Le décret régional wallon analysé sous la loupe constitutionnelle
Une décision de la Cour constitutionnelle peut être riche d’enseignements ! C’est le cas de l’arrêt du 13 février 2020. La Cour statue sur un recours en annulation partielle du décret de la Région Wallonne relatif au bail d’habitation.
Levons tout de suite le suspens. La Cour n’a pas annulé ce décret, ni totalement ni partiellement. Cet arrêt est toutefois instructif à divers égards. Il ne sera pas possible d’aborder tous ces points d’attention dans cette seule news. Nous vous donnons dès lors déjà rendez-vous prochainement pour poursuivre l’analyse complète.
Libre choix du bailleur
Si le bailleur dispose du libre choix du preneur, ce droit n’est pas sans limite. Il ne l’autorise pas à discriminer. Le législateur décrétal a donc dressé la liste des renseignements qui peuvent être demandés en vue de conclure un bail d’habitation.
Le décret dresse la liste des informations que le bailleur peut demander aux différents candidats locataires. Brièvement, ces informations sont les suivantes : 1° nom et prénom du ou des candidats preneurs, 2° un moyen de communication, 3° l’adresse actuelle, 4° la date de naissance, 5° la composition de ménage, 6° l’état civil (marié ou cohabitant légal), 7° le montant des ressources financières, 8° la preuve de paiement des trois derniers loyers.
Pour un récapitulatif de ce qu’il est permis de demander dans chacune des trois régions, voyez notre précédente news.
Les renseignements problématiques
La composition de ménage
Le candidat preneur peut bien entendu présenter le document délivré par l’administration communale. Au contraire, le bailleur ne peut en exiger la production. C’est en réalité une évidence. La situation du candidat preneur qui y serait renseignée peut ne pas correspondre à la réalité: premier emménagement, séparation, famille recomposée….
Par cette disposition, le législateur permet – uniquement – au bailleur de contrôler le nombre d’occupants pour éviter un surpeuplement du logement.
Les ressources financières
La difficulté porterait sur un risque de discrimination fondé sur la source des revenus.
Lors de l’élaboration du décret, le législateur a cependant pris soin de préciser que le bailleur peut s’enquérir du montant des revenus mais non de leur nature.
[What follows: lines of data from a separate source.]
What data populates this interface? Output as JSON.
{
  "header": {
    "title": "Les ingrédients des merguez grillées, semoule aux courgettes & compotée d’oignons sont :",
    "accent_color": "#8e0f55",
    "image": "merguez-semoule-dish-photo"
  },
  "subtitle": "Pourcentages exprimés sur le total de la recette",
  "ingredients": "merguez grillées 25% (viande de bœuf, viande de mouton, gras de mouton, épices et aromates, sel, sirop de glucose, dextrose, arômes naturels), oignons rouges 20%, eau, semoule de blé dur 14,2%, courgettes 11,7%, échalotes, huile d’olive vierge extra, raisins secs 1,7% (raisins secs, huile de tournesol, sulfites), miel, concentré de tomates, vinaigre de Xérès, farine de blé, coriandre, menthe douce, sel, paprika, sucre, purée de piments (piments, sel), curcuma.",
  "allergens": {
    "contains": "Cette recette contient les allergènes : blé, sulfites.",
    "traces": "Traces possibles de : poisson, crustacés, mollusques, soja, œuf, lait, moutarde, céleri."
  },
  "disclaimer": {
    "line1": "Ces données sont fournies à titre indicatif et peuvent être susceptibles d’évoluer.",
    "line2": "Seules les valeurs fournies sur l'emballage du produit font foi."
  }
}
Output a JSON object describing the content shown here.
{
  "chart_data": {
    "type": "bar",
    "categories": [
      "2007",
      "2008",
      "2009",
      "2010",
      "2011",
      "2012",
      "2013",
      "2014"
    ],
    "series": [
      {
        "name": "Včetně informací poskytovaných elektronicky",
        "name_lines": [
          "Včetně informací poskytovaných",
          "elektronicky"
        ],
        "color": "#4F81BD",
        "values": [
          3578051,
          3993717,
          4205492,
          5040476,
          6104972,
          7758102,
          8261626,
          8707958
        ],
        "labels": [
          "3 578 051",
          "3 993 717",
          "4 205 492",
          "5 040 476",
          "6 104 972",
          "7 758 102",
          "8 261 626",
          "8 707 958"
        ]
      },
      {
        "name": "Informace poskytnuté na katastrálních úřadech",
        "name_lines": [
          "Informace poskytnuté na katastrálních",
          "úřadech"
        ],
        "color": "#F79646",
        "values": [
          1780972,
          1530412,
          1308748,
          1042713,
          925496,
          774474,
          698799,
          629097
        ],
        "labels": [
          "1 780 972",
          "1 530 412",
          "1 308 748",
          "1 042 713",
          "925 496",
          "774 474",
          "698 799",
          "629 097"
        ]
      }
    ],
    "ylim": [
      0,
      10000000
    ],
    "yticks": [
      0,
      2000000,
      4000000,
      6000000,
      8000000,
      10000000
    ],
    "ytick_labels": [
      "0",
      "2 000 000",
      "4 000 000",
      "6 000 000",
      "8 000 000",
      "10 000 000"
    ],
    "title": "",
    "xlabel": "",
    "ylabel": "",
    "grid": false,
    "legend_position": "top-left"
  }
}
Le bailleur ne peut cependant exiger du candidat preneur des renseignements sur la nature, l’origine de ses revenus. Ce dernier est libre de justifier du montant de ses revenus sur base « de tout document fiable ».
La preuve du paiement des trois derniers loyers
Il est évident que, pour le bailleur, la fiabilité du candidat preneur, outre sa capacité à honorer ses obligations, est un élément essentiel. S’il dispose de moyens financiers importants mais qu’il n’a pas pour habitude de payer régulièrement son loyer, ce candidat preneur n’est probablement pas idéal. À l’estime de la Cour, l’autorisation donnée au bailleur de demander la preuve du paiement des trois derniers loyers est pertinente. Il appartiendra au candidat preneur d’expliciter les motifs pour lesquels il ne peut fournir cette preuve.
Et d’autres données encore?
La liste des informations de l’article 6, alinéa 2, du décret Régional Wallon est exhaustive. Cependant, l’alinéa 3 du même article 6 permet au bailleur d’exiger d’autres données. Le législateur a encadré strictement cette demande d’informations complémentaires. Des « motifs sérieux et proportionnés avec la finalité poursuivie » doivent le justifier.
Conclusion de la Cour constitutionnelle
Pour la Cour, le décret « relatif au bail d’habitation » d’une part rencontre l’objectif du législateur – créer les conditions propices à l’instauration d’un climat de confiance entre les parties au bail – et d’autre part offre une meilleure protection au candidat preneur – limitation du droit du bailleur de solliciter des informations – qui n’était auparavant nullement encadrée par la législation fédérale relative au bail de résidence principale.
Le décret respecte en outre le droit au logement reconnu par l’article 23 de la Constitution et l’article 8 de la Convention européenne des droits de l’homme garantissant à toute personne le droit au respect de sa vie privée et familiale.
Ons advies:
Pour choisir un locataire, le bailleur à le droit de solliciter divers renseignements. L’exercice de ce droit ne peut le conduire à discriminer. Un motif sérieux doit justifier la demande de renseignements non listés à l’article 6, alinéa 2, du décret du 15 mars 2018.